Quindi fu l’aura in silenzio, e fermo il suolo. Rilucea dentro gli avelli uno splendore fosforico, dal quale incominciarono a sorgere alcuni volti umani con lento progresso. Apparvero quindi le braccia con le quali sostenevano i soprastanti coperchi, e poi vidi tutte le tombe spalancate, e colme di larve, le quali stando in quelle mostravano soltanto la parte superiore della persona. V’erano fanciulli e adolescenti, e di questi appariva solo il capo e parte del petto; altre erano immagini virili, e queste si mostravano sino a’ fianchi. Stavano le matrone in modesto contegno, coperte col velo, se non che talune lo sgombravano alquanto dal volto loro sollevandone il lembo con la mano. Erano alcune fronti giovanili tanto copiose di capelli, che ne rimaneano occupate le sembianze. Questi pertanto li divideano con le mani a mezzo del volto; altri li gettavano dietro gli omeri; quelli mostravano ancora, nella calvezza e ne’ capelli canuti, essere trapassati in anni senili. Aveano le fanciulle, spente nella primavera della vita, floride le sembianze, quantunque oscurate dal tristo letargo della morte. Avvegnaché tutte quelle immagini teneano da prima le palpebre dimesse, e come gravate dal sonno eterno, e poscia innalzandole a stento, rivolgeano a me con tardo moto le pupille.

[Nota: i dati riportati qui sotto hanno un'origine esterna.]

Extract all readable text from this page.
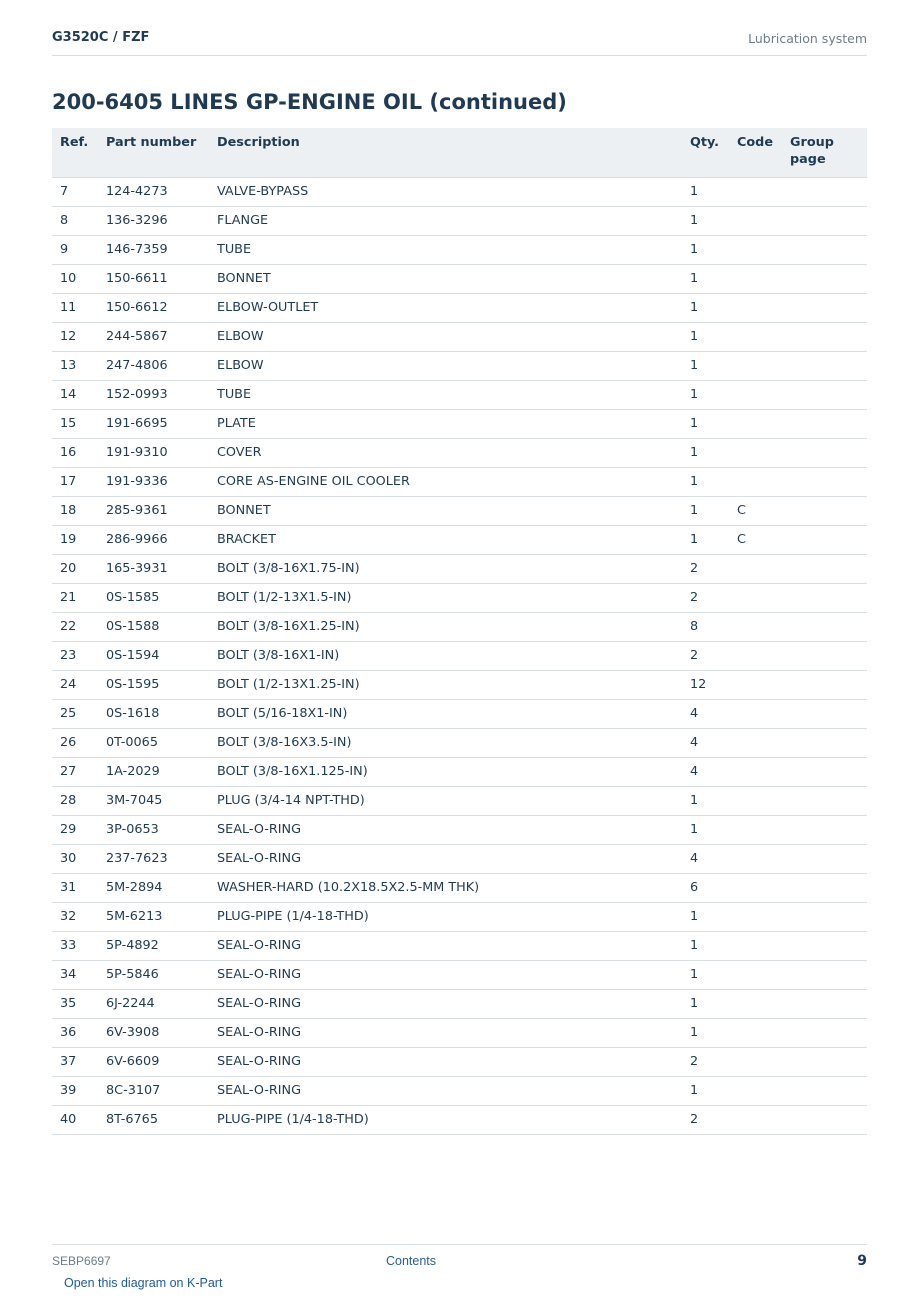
G3520C / FZF	Lubrication system
200-6405 LINES GP-ENGINE OIL (continued)
Ref.	Part number	Description	Qty.	Code	Group page
7	124-4273	VALVE-BYPASS	1		
8	136-3296	FLANGE	1		
9	146-7359	TUBE	1		
10	150-6611	BONNET	1		
11	150-6612	ELBOW-OUTLET	1		
12	244-5867	ELBOW	1		
13	247-4806	ELBOW	1		
14	152-0993	TUBE	1		
15	191-6695	PLATE	1		
16	191-9310	COVER	1		
17	191-9336	CORE AS-ENGINE OIL COOLER	1		
18	285-9361	BONNET	1	C	
19	286-9966	BRACKET	1	C	
20	165-3931	BOLT (3/8-16X1.75-IN)	2		
21	0S-1585	BOLT (1/2-13X1.5-IN)	2		
22	0S-1588	BOLT (3/8-16X1.25-IN)	8		
23	0S-1594	BOLT (3/8-16X1-IN)	2		
24	0S-1595	BOLT (1/2-13X1.25-IN)	12		
25	0S-1618	BOLT (5/16-18X1-IN)	4		
26	0T-0065	BOLT (3/8-16X3.5-IN)	4		
27	1A-2029	BOLT (3/8-16X1.125-IN)	4		
28	3M-7045	PLUG (3/4-14 NPT-THD)	1		
29	3P-0653	SEAL-O-RING	1		
30	237-7623	SEAL-O-RING	4		
31	5M-2894	WASHER-HARD (10.2X18.5X2.5-MM THK)	6		
32	5M-6213	PLUG-PIPE (1/4-18-THD)	1		
33	5P-4892	SEAL-O-RING	1		
34	5P-5846	SEAL-O-RING	1		
35	6J-2244	SEAL-O-RING	1		
36	6V-3908	SEAL-O-RING	1		
37	6V-6609	SEAL-O-RING	2		
39	8C-3107	SEAL-O-RING	1		
40	8T-6765	PLUG-PIPE (1/4-18-THD)	2		
SEBP6697	Contents	9
Open this diagram on K-Part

Rimaneano cosí quasi non ancora ben deste, quando vidi, nella piú remota cavitá di quegli antri, splendere la fosforica luce, e insieme avvicinarsi con maestoso portamento una larva, simile alle immagini consolari, avvolta in candida toga. Il volto benigno spirava una dolce dignitá: denotava quel tempo che declina alla vecchiezza, ma non vi è giunto; solo a vederla conciliava rispetto, destava la maraviglia. All’apparire della quale tutte le altre uscirono dalle tombe, e la circondarono con segni manifesti di onorarla. Mormoravano anche in suono simile a’ gemiti, il quale esprimere io non posso. Si collocarono poscia intorno a lei in atteggiamenti di ascoltarla: quella stette nel mezzo con autorevole modo, ed io sommesso rimasi appoggiando il fianco ad un avello. Lo stupore, la riverenza non solo mi frenavano le parole dentro le fauci, ma l’alito stesso mi rattenevano affan noso.